The above chart has generated some attention. Rather than compare the current unemployment trajectory to previous postwar recessions, as Bill McBride at Calculated Risk has consistently done with “the scariest chart ever,” Josh Lerner uses the Reinhart-Rogoff analysis of financial crises to generate a new chart, comparing the unemployment rate to those from other incidents of this type. Lerner considers this more of an apples-to-apples comparison, and on those grounds, the current crisis looks mainly OK. “Financial crisis” is a pretty big category that brings in a host of different situations, but let’s allow that for the moment. Lerner explains:

This is likely due to the coordinated global response to the immediate crises in late 2008 and early 2009. While the initial path of both the global and U.S. economies in 2008 and 2009 effectively matched the early years of the Great Depression – or worse – the strong policy response employed by nearly all major economies – both monetary and fiscal – helped stop the economic free fall.
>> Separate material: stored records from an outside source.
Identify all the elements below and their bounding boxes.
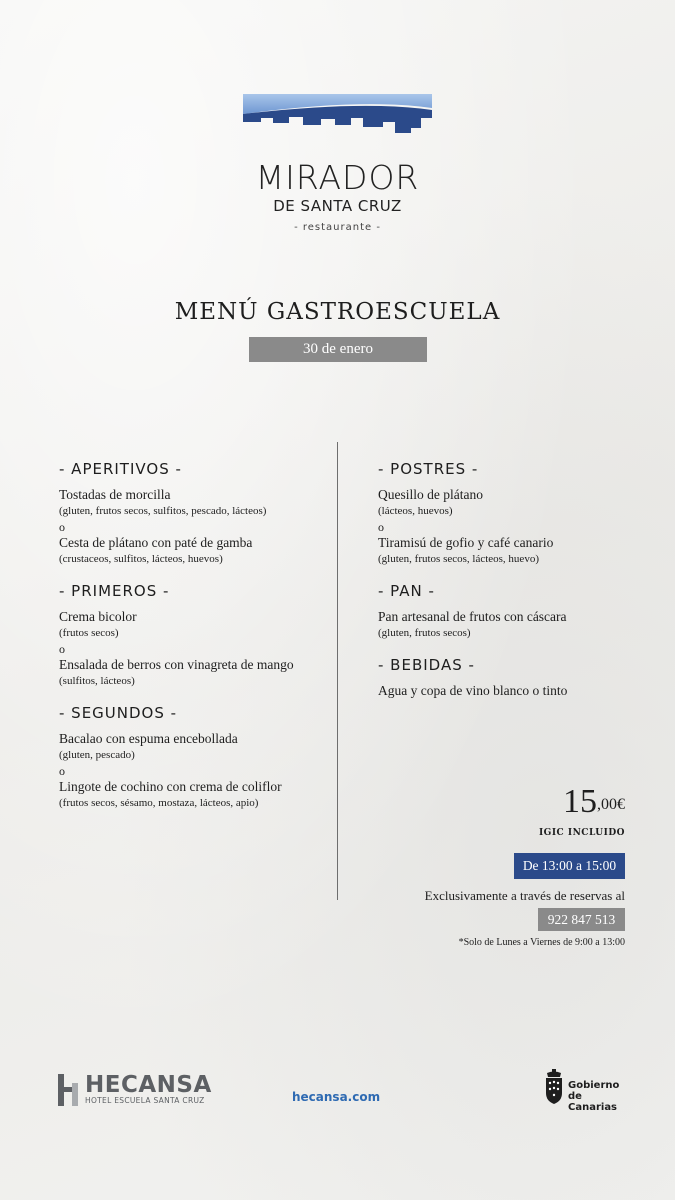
hecansa-subtitle: HOTEL ESCUELA SANTA CRUZ: [85, 1096, 205, 1105]
dish-allergens: (gluten, frutos secos, sulfitos, pescado, lácteos): [59, 505, 267, 517]
dish-allergens: (crustaceos, sulfitos, lácteos, huevos): [59, 553, 223, 565]
dish-allergens: (gluten, frutos secos, lácteos, huevo): [378, 553, 539, 565]
brand-subtitle: DE SANTA CRUZ: [273, 197, 402, 215]
schedule-note: *Solo de Lunes a Viernes de 9:00 a 13:00: [458, 937, 625, 948]
menu-title: MENÚ GASTROESCUELA: [174, 299, 501, 325]
price-cents: ,00€: [597, 796, 625, 813]
price-tax-note: IGIC INCLUIDO: [538, 828, 625, 838]
or-separator: o: [59, 520, 65, 534]
dish-name: Lingote de cochino con crema de coliflor: [59, 779, 282, 794]
hecansa-name: HECANSA: [85, 1072, 212, 1098]
section-title-bebidas: - BEBIDAS -: [378, 656, 475, 674]
dish-allergens: (gluten, frutos secos): [378, 627, 471, 639]
website-link[interactable]: hecansa.com: [292, 1090, 381, 1104]
menu-section: [378, 654, 648, 700]
dish-allergens: (sulfitos, lácteos): [59, 675, 135, 687]
section-title-primeros: - PRIMEROS -: [59, 582, 170, 600]
dish-name: Cesta de plátano con paté de gamba: [59, 535, 253, 550]
gov-line-2: de Canarias: [568, 1091, 618, 1113]
phone-number[interactable]: 922 847 513: [538, 908, 625, 931]
dish-name: Bacalao con espuma encebollada: [59, 731, 238, 746]
price: [380, 783, 625, 821]
reservation-text: Exclusivamente a través de reservas al: [424, 888, 625, 903]
gov-line-1: Gobierno: [568, 1080, 620, 1091]
section-title-segundos: - SEGUNDOS -: [59, 704, 178, 722]
or-separator: o: [59, 642, 65, 656]
or-separator: o: [378, 520, 384, 534]
brand-name: MIRADOR: [255, 158, 420, 197]
dish-name: Crema bicolor: [59, 609, 137, 624]
or-separator: o: [59, 764, 65, 778]
menu-section: [378, 458, 648, 566]
column-divider: [337, 442, 338, 900]
gobierno-canarias-text: [568, 1080, 629, 1113]
coat-of-arms-icon: [544, 1069, 564, 1105]
gobierno-canarias-logo: [544, 1069, 629, 1113]
dish-name: Tostadas de morcilla: [59, 487, 171, 502]
dish-name: Agua y copa de vino blanco o tinto: [378, 683, 568, 698]
mirador-logo-icon: [243, 94, 432, 136]
hecansa-mark-icon: [58, 1074, 80, 1106]
dish-allergens: (lácteos, huevos): [378, 505, 453, 517]
menu-column-left: [59, 458, 329, 810]
dish-allergens: (gluten, pescado): [59, 749, 135, 761]
hecansa-logo: [58, 1074, 218, 1108]
dish-name: Tiramisú de gofio y café canario: [378, 535, 554, 550]
dish-allergens: (frutos secos): [59, 627, 119, 639]
menu-section: [378, 580, 648, 640]
dish-allergens: (frutos secos, sésamo, mostaza, lácteos, apio): [59, 797, 259, 809]
dish-name: Pan artesanal de frutos con cáscara: [378, 609, 567, 624]
menu-section: [59, 458, 329, 566]
brand-tagline: - restaurante -: [294, 222, 381, 233]
hours-badge: De 13:00 a 15:00: [514, 853, 625, 879]
menu-column-right: [378, 458, 648, 700]
menu-date-badge: 30 de enero: [249, 337, 427, 362]
dish-name: Quesillo de plátano: [378, 487, 483, 502]
price-block: [380, 783, 625, 838]
menu-section: [59, 702, 329, 810]
section-title-postres: - POSTRES -: [378, 460, 479, 478]
section-title-pan: - PAN -: [378, 582, 435, 600]
menu-section: [59, 580, 329, 688]
price-whole: 15: [563, 783, 597, 820]
section-title-aperitivos: - APERITIVOS -: [59, 460, 182, 478]
dish-name: Ensalada de berros con vinagreta de mango: [59, 657, 294, 672]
Joe Weisenthal extrapolates this out to announce a success for bailouts above Swedish-style bank nationalizations. Indeed, the Swedish line on this chart doesn’t return to pre-crisis employment rates for 17 years.

I think that’s way too premature. First of all, the US remains 4% below the pre-recession employment level. That seems like the wrong time to declare victory, especially because the distinguishing feature of all of these other trajectories are peaks and valleys. Outside of perhaps Norway in he late 1980s, really none of them have a U shape, with an unbroken fall followed by an unbroken rise. The last bit of the US line shows some leveling off, in fact.

If the distinction is between Sweden’s nationalization and a Japan-style bailout, furthermore, it should be said that in the long run, Sweden makes out much better. Japan just kind of hovers with a sick economy and a stagnant employment sector, and then falls off. They never purged the problems from their system, and they suffered for it. Once these other countries get a handle on the scope of their problems, they return to health pretty dramatically. That’s not what we’re seeing in the United States. It can be argued that, outside of Japan, this chart shows the slowest recovery by the US current policy. We did the best job of identifying the problem and coordinating a global response, which of course no other country on this list could do – none of them were superpowers at the time. But the bounce-back has been merely modest.

So comparing a global bailout to a situation in tiny Sweden seems to me completely misguided. And yet, it’s not entirely clear that the US compares favorably even in that case. Weisenthal is just wrong here. And we need much more data, over several years, before determining the optimum response.

It should also be said that this chart shows the effectiveness of accommodation policies in the fiscal and monetary sphere, and it actually shows the need to do more, not to defend the status quo.